What is the LEAST amount of training we need our athletes to do to get the BEST results out of them?
What is the role of the central nervous system in strength development?
In a series of posts, we will attempt to answer these questions.
In this post, we will cover some basic muscle physiology.
There are 2 principles that govern the ability of an athlete to develop maximal strength…
1) Henman’s Size Principle
The recruitment threshold of each motor unit is governed directly by the size of its axon. Thus, all motor units are recruited in an ascending order according to their relevant size.
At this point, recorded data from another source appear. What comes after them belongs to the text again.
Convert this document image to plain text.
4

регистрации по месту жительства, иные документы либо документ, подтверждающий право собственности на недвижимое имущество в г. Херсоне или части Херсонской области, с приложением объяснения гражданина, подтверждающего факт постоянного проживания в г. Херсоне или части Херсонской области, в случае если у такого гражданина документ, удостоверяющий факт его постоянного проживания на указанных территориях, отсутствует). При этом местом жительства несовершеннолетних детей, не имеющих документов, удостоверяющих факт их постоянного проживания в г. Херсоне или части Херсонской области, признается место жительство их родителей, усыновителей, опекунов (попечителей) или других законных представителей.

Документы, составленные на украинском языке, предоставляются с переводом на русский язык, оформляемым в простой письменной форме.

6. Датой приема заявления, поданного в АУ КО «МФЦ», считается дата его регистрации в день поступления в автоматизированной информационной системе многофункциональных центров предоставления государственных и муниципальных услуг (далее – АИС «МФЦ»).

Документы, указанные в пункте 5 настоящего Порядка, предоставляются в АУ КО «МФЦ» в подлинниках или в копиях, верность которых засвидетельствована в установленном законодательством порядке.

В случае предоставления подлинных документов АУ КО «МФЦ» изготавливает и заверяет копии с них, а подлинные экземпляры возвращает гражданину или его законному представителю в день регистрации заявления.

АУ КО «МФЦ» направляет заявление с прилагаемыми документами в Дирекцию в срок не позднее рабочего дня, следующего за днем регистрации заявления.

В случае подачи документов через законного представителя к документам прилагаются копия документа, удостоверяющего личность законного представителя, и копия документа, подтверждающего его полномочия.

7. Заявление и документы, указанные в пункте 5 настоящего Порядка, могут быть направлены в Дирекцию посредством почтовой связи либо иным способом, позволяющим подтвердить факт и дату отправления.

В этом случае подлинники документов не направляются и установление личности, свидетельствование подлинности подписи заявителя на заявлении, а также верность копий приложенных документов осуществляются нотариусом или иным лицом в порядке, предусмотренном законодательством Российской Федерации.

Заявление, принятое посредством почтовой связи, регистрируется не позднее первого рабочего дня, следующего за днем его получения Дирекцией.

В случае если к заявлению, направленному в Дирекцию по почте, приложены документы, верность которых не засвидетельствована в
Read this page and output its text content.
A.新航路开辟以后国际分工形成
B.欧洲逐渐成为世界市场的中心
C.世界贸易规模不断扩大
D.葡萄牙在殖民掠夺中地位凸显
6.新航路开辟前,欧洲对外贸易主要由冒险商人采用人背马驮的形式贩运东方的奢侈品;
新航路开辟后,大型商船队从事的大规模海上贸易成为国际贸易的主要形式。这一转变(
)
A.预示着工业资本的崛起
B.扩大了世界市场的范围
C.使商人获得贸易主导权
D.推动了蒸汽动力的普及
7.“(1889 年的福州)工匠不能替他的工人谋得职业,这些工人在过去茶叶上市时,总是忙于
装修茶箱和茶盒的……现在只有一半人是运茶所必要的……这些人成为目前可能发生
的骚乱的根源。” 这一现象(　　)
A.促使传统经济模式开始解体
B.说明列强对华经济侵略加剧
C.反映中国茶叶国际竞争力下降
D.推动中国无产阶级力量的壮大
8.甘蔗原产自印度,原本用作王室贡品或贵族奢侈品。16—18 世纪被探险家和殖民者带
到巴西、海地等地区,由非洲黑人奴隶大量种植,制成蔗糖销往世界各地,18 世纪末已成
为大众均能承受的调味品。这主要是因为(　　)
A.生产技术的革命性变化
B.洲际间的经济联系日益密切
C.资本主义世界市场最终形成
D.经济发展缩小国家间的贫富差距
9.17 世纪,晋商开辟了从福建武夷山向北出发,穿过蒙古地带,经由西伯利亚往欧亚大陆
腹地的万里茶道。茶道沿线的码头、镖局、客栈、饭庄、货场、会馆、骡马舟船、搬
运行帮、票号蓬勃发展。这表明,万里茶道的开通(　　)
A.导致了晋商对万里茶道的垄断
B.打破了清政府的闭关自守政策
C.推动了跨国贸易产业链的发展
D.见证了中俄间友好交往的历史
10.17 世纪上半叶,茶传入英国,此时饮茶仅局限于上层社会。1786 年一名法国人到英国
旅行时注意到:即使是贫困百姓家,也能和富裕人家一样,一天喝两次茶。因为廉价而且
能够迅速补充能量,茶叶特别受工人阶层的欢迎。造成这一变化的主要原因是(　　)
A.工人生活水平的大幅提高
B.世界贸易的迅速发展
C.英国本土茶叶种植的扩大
Larger motor units having higher recruitment thresholds produce greater amounts of force, whereas smaller motor units have lower recruitment thresholds and produce less force. Due to their smaller threshold potential smaller motor units are recruited first (Baechle & Earle, 2008; Kraemer & Looney, 2012).
It is for this reasons that well- planned sequential (Hypertrophy –> strength –> power –> complex) resistance training phases are implemented, as it is only the activated motor units that undergo anabolism (“building”). Whereas catabolism (“breakdown”) is found to occur in non-activated motor units, due to exposure catabolic substances such as, inflammatory cytokines, free radicals, cortisol, etc. (Kraemer & Looney, 2012).
The Selective Recruitment Principle
The All-OR-NONE law, i.e. number of motor units recruited, as well as the number of motor units in a muscle, plays a role in power production. However, an exception to the rule is that well-trained athletes may be able to inhibit lower threshold units and in their place, activate the higher threshold motor units, thus increasing rate of force development and power output.
Check out the paper in Strength & Conditioning Journal, “Underlying mechanisms and physiology of muscular power” by Kramer et al (2012) for more detail.
Further to the adaptions above, the neuromuscular junction (NMJ) also undergoes the following changes:
- Increase in NMJ area
- Increase in length of nerve terminal branching
- Increased motor end plate perimeter
- Greater dispersion of muscle receptors
In practice, implementing various advanced strength-training methods increase motor unit recruitment. For untrained individuals though, the ability to recruit fast twitch fibers/high threshold motor units may be limited. Motor unit recruitment for untrained individuals is sparked by the motor cortex activity and through neural efficiency.